Sanctionnée par l'Ordre pour ses "rapports tendancieux" sur le harcèlement au travail
Jugée en appel par la chambre disciplinaire du Cnom, le Dr Karine Djemil vient d'écoper de trois mois d'interdiction d'exercice. Ce médecin du travail était mis en cause par deux entreprises, poursuivies par leurs salariées dans le cadre d'affaires de harcèlement.
Des "conditions de travail dégradées", des règles qui "favorisent +++ les dérapages et passages à l’acte vers des violences sexuelles et morales imposées", voire une "pratique de 'droit de cuissage au travail'" et de "chantage à l'emploi". Les deux études de poste produites en 2012 et 2013 à la demande de deux salariées par le Dr Karine Djemil, médecin du travail en Seine-Saint-Denis, ne sont pas rédigées avec des pincettes : pas assez de conditionnel, ni de propos rapportés par les salariées entre guillemets. Ces rapports sont le fruit des visites effectuées sur le lieu de travail par le médecin.

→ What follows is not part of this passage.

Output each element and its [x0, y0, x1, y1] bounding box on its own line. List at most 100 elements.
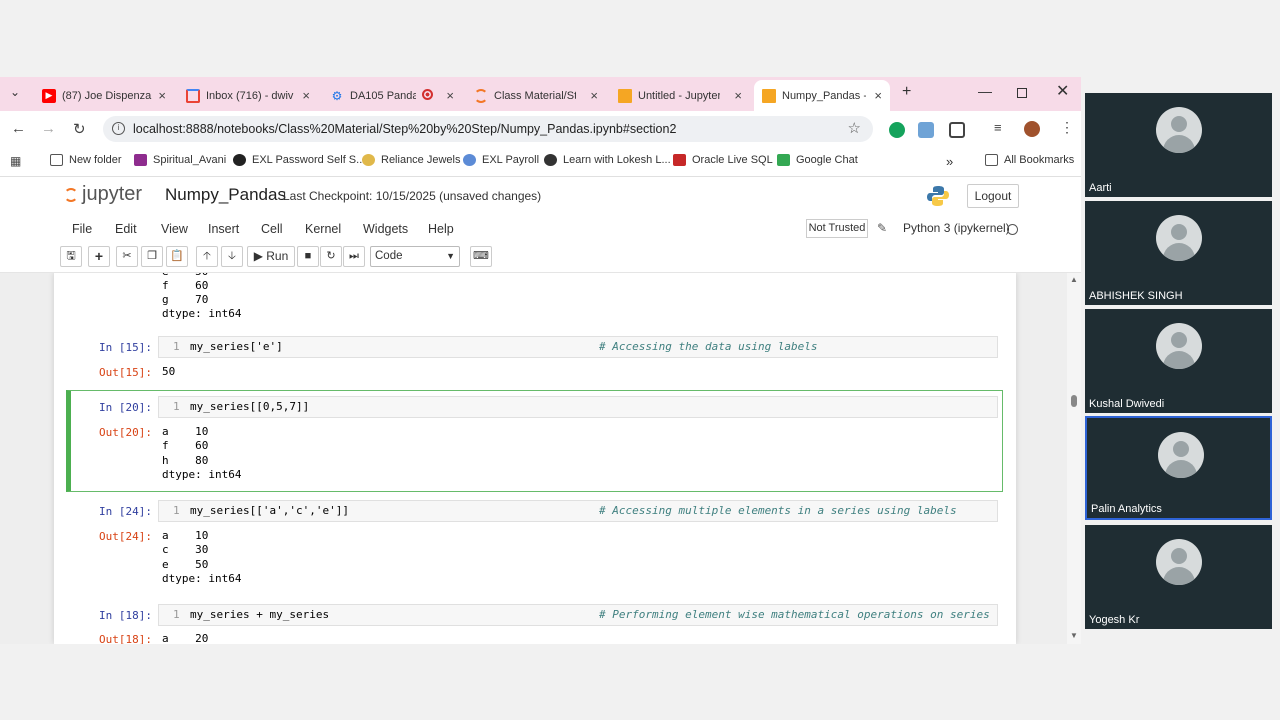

Déclarées inaptes, les deux salariées ont poursuivi leurs entreprises respectives pour harcèlement, leur dossier médical à l'appui. Mis en cause, les deux employeurs se sont retournés contre le Dr Djemil et ont porté plainte devant l'Ordre des médecins. Et le 4 mai dernier, la chambre disciplinaire du Cnom leur a donné raison. Comme le CROM d'Ile-de-France en première instance, l'Ordre national a considéré que le médecin du travail avait méconnu, à deux reprises, l'interdiction de délivrer un "rapport tendancieux", en y incluant des "suppositions de graves comportements de harcèlement sexuel susceptibles d’exister au sein de l’entreprise sans avoir constaté des faits précis permettant d’en déduire l’existence avec suffisamment de vraisemblance". L'Ordre reproche également au Dr Djemil d'avoir violé le secret médical en adressant au gérant de la seconde entreprise "une lettre lui signalant de nombreux cas de maltraitance et harcèlement au travail s’étant produits selon elle dans un établissement de la société et concernant plusieurs salariées ", désignant nommément l'une d'elles. La praticienne a donc été sanctionnée d'une interdiction d'exercer la médecine de six mois, dont trois mois fermes, qui prendra effet au 1er septembre prochain. "Aucun médecin ne pourrait plus sur la base de son examen clinique, prendre en charge une victime de harcèlement sexuel ou moral dans une entreprise, sous peine d'interdiction d'exercice !", en conclut l'UGICT-CGT (représentant les cadres), dans un communiqué. Pour le syndicat, l'Ordre des médecins, "en recevant les plaintes d’employeurs", "contraint les médecins du travail à rompre le secret médical pour justifier leur diagnostic, et remet en cause la possibilité de faire le lien entre la pathologie du patient et son travail, pourtant au cœur des missions des médecins du travail". Et ce alors que surgissent "dans le monde entier des luttes contre le harcèlement sexuel, notamment au travail".